Apesar de os consumidores poderem processar simultaneamente loja e fabricante por problemas não resolvidos com um produto adquirido, alguns Juizados Especiais Cíveis (JEC) já estão fixando critérios para que apenas a empresa culpada seja condenada na Justiça.
Foi o que ocorreu em decisão recente do juizado de São João de Meriti (RJ). No caso, uma consumidora adquiriu um eletrodoméstico com defeito e, ao recorrer à assistência técnica, não conseguiu o reparo. Em busca do ressarcimento pelo prejuízo, ela acionou tanto a rede de varejo quanto o fabricante.
O juiz responsável, Leonardo Cardoso e Silva, entendeu que a atitude da fabricante “causou angústia e sofrimento para a autora” e que o ressarcimento à consumidora fazia parte do “risco da atividade”. Com isso, ele determinou a devolução do valor pago pelo produto, além de danos morais, mas recaindo a obrigação somente sobre o fabricante do produto.
Confrontado com um caso semelhante, o juizado de São Luís (MA) decidiu, em abril, que a culpa pelo defeito de fabricação de um celular deveria ser atribuída apenas ao fabricante. “O defeito do produto não foi sanado por culpa exclusiva da fabricante, razão pela qual, estou convencido de que na espécie apenas a fabricante deve responsabilizada”, afirmou o juiz Celso Orlando Aranha Pinheiro Júnior.
As duas decisões fogem do comum porque em muitos casos lojistas e fabricantes acabam condenados, independentemente de quem foi a culpa, explica o advogado e diretor da Lee, Brock, Camargo Advogados (LBCA), Afonso Celso Faria de Toledo.
Nessa situação, ele conta que poderia inclusive surgir novo processo judicial, apenas para verificar qual das duas empresas de fato teria que pagar a indenização. Essa ação judicial, em que se apura de quem é a responsabilidade pelo dano, é chamada de “ação de regresso”, diz o advogado.
“Esses juízes foram inovadores no sentido de, ao entrar no mérito das questões, já apontarem quem foi o responsável pelo problema. Acaba sendo [uma decisão] mais racional. Consegue-se nos próprios autos definir o responsável e não se precisa invocar ações de regresso”, comenta Toledo.
Apesar de as duas decisões terem beneficiado varejistas, o advogado conta que isso ocorreu porque os casos envolviam defeitos de fabricação. Ele entende, contudo, que nos casos em que o problema está relacionado à atuação da loja, o mesmo raciocínio poderia ser usado para excluir o fabricante da ação judicial e condenar apenas o varejista pelo erro. “Isso poderia ocorrer se o problema foi de logística, resultando no atraso da entrega do produto”, acrescenta ele.

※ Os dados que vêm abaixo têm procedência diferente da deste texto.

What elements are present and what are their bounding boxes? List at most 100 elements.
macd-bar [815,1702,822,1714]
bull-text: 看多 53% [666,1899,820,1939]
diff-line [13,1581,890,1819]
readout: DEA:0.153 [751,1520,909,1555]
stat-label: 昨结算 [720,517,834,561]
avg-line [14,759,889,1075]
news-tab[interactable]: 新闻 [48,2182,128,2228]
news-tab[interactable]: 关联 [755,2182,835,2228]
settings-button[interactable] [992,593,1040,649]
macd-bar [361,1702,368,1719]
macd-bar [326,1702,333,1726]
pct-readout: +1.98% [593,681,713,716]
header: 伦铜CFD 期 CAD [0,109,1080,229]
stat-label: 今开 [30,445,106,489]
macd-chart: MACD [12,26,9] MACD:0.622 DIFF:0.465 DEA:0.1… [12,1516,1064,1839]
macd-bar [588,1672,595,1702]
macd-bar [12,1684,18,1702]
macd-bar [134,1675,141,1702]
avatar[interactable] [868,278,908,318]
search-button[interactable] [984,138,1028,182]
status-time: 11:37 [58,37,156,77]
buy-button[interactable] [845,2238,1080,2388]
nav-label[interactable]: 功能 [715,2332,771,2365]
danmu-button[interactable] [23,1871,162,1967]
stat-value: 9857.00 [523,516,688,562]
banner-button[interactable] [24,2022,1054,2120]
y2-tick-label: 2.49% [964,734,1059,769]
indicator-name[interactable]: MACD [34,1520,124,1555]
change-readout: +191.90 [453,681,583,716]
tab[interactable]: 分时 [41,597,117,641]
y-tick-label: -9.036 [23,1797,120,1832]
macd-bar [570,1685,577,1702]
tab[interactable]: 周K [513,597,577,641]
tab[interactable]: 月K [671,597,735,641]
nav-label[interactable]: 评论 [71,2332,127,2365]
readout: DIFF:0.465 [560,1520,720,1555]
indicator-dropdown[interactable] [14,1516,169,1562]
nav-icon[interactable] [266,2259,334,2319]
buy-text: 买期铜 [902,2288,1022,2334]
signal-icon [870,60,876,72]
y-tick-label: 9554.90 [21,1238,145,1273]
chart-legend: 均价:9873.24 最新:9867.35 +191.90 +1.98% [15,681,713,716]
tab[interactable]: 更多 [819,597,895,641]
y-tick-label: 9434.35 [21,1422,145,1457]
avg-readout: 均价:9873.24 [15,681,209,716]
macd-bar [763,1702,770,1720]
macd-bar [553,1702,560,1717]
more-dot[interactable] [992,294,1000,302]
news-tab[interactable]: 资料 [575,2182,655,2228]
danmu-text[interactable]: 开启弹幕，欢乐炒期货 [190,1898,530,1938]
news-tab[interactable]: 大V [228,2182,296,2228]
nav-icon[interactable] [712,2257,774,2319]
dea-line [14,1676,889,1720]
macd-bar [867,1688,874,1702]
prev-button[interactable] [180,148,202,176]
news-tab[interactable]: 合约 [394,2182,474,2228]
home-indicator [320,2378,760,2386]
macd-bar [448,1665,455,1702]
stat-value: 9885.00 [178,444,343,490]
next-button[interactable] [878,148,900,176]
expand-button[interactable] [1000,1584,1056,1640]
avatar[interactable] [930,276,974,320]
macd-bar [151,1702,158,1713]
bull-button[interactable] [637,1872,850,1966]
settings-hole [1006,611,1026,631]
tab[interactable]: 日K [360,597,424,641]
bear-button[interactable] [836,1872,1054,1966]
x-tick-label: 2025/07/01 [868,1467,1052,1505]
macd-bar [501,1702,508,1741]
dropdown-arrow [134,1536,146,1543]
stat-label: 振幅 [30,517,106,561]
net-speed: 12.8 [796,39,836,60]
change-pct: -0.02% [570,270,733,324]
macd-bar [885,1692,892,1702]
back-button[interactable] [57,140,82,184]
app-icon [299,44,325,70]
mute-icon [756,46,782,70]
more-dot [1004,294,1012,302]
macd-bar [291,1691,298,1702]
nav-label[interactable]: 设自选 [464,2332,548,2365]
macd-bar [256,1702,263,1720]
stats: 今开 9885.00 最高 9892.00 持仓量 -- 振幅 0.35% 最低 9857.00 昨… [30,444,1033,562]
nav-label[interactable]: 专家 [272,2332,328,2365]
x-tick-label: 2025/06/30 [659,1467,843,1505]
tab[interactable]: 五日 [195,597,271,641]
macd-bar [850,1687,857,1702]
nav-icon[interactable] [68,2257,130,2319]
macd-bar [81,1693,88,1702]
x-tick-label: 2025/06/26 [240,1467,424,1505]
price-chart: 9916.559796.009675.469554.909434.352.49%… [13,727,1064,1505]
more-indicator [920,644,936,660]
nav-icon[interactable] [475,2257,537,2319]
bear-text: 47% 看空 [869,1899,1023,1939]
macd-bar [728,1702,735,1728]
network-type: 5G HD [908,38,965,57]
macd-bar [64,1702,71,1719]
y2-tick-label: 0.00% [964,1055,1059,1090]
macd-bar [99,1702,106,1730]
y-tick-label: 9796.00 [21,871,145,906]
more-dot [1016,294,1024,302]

Outro benefício desse melhor direcionamento das condenações por parte do Judiciário seria que, num futuro próximo, os próprios consumidores poderiam processar apenas a empresa culpada. “Essas decisões acabam criando situações propícias para que o consumidor já saiba para quem direcionar seu processo”, reforça o advogado.
Jurisprudência
O especialista aponta que hoje tanto varejistas quanto fabricantes acabam sendo incluídos nos processos porque, na visão dos consumidores, isso aumentaria a chance de que a indenização fosse paga. Ao mesmo tempo, já é pacificado no Superior Tribunal de Justiça (STJ) o entendimento de que ambas as empresas são responsáveis pela mercadoria.
Segundo Toledo, essa posição foi consolidada nos recursos especiais de número 402.356/MA e 554.876/RJ, em que se definiu que as concessionárias também eram responsáveis pelos veículos com defeito. Apesar de isso nem sempre ocorrer, já na época, em 2003, o ministro Sálvio de Figueiredo Teixeira destacou que a responsabilidade compartilhada não impede que seja apurada a culpa de apenas um dos responsáveis pelo dano.